Machine Learning Engineer
Role details
Job location
Tech stack
Job description
We are looking for a Senior Machine Learning Engineer in Stockholm, Hamburg or Berlin (Hybrid) to join our central AI/ML Hub and collaborate closely with game studios and other central hubs (Data, Marketing, Ads) to build solutions that drive player experience, operational efficiency, and long-term business impact.
We are at a pivotal stage in scaling AI and ML across the Stillfront Group, with a clear ambition to accelerate and consolidate our efforts in order to make AI and ML a fundamental part of our DNA. This role will be a key enabler in that effort.
This position sits at the intersection of applied machine learning, software engineering, and business problem-solving, helping studios go from experimentation to reliable, scalable ML in production.
As our Senior Machine Learning Engineer, you will be responsible for delivering end-to-end ML solutions, establishing shared tools and workflows, and supporting teams across the organization in adopting ML best practices. You will play a critical role in shaping how ML is built, deployed, and operated across the Stillfront portfolio.
YOUR MISSION
- Lead the design, development, and deployment of production-grade ML models, primarily for personalisation and LiveOps management.
- Own ML systems end-to-end, including data preparation, training pipelines, inference services, monitoring, and iteration.
- Support the development of a central ML platform to enable scalability through reusability and standardization of development workflows.
- Translate product and business problems into scalable ML solutions, balancing model quality, performance, and cost.
- Help define and implement best practices for model lifecycle management, versioning, evaluation, and retraining.
- Collaborate with data engineers and backend engineers to integrate ML systems into live products.
- Mentor and support other ML engineers, helping raise the overall ML maturity of the organization.
- Be our main ML advocate and promote internal knowledge sharing that helps build our AI/ML community.
- Stay up to date with applied ML and MLOps practices and assess their relevance for Stillfront's needs.
Requirements
- 6+ years of experience as a Machine Learning Engineer or similar role, with a proven track record of shipping ML models to production.
- Degree in Computer Science, Data Science, Mathematics or related quantitative disciplines.
- Hands-on experience throughout the full ML lifecycle: from data exploration and feature engineering to deployment and monitoring.
- Strong grounding in machine learning fundamentals and algorithms, with demonstrated ability to select, tune, and evaluate models for real-world problems.
- Solid programming skills, especially in Python, SQL and large-scale data processing languages, as Spark. And experience with common ML frameworks and libraries (e.g. scikit-learn, PyTorch, pyspark, TensorFlow).
- Experience integrating ML models into production systems via APIs, batch jobs, or streaming pipelines.
- Experience contributing to collaborative codebases using Git and familiar with best practices.
- Familiarity with cloud-based environments and production infrastructure, preferably GCP.
- Pragmatic and impact-driven, with the ability to operate in ambiguous environments and turn loosely defined problems into shipped solutions.
Nice-to-have experiences
- Experience contributing to internal ML platforms or shared ML infrastructure.
- Familiarity with MLOps practices such as experiment tracking, CI/CD for ML, and model registries.
- Prior experience in gaming, consumer products, or large-scale data environments.
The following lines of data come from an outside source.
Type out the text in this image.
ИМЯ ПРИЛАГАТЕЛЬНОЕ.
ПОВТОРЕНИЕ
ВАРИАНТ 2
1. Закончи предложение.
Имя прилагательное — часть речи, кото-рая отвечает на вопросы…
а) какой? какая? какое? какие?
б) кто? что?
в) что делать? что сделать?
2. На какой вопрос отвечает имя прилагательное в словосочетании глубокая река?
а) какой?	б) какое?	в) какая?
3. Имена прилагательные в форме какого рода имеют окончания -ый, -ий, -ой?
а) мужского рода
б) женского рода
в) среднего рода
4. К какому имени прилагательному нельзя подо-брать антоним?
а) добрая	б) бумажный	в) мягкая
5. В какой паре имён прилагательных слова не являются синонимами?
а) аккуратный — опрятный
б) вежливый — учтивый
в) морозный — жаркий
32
- Experience mentoring or guiding other engineers in ML-related work.
Benefits & conditions
- Autonomy to explore and implement new technologies, tools, and processes.
- Competitive salary and comprehensive benefits package.
- Work in a dynamic environment with high exposure to a wide variety of genres, tools, and diversified products.
- Flexible working hours and a supportive, collaborative work environment.
- Opportunity to work with a talented team of professionals and make a significant impact on a globally recognized product.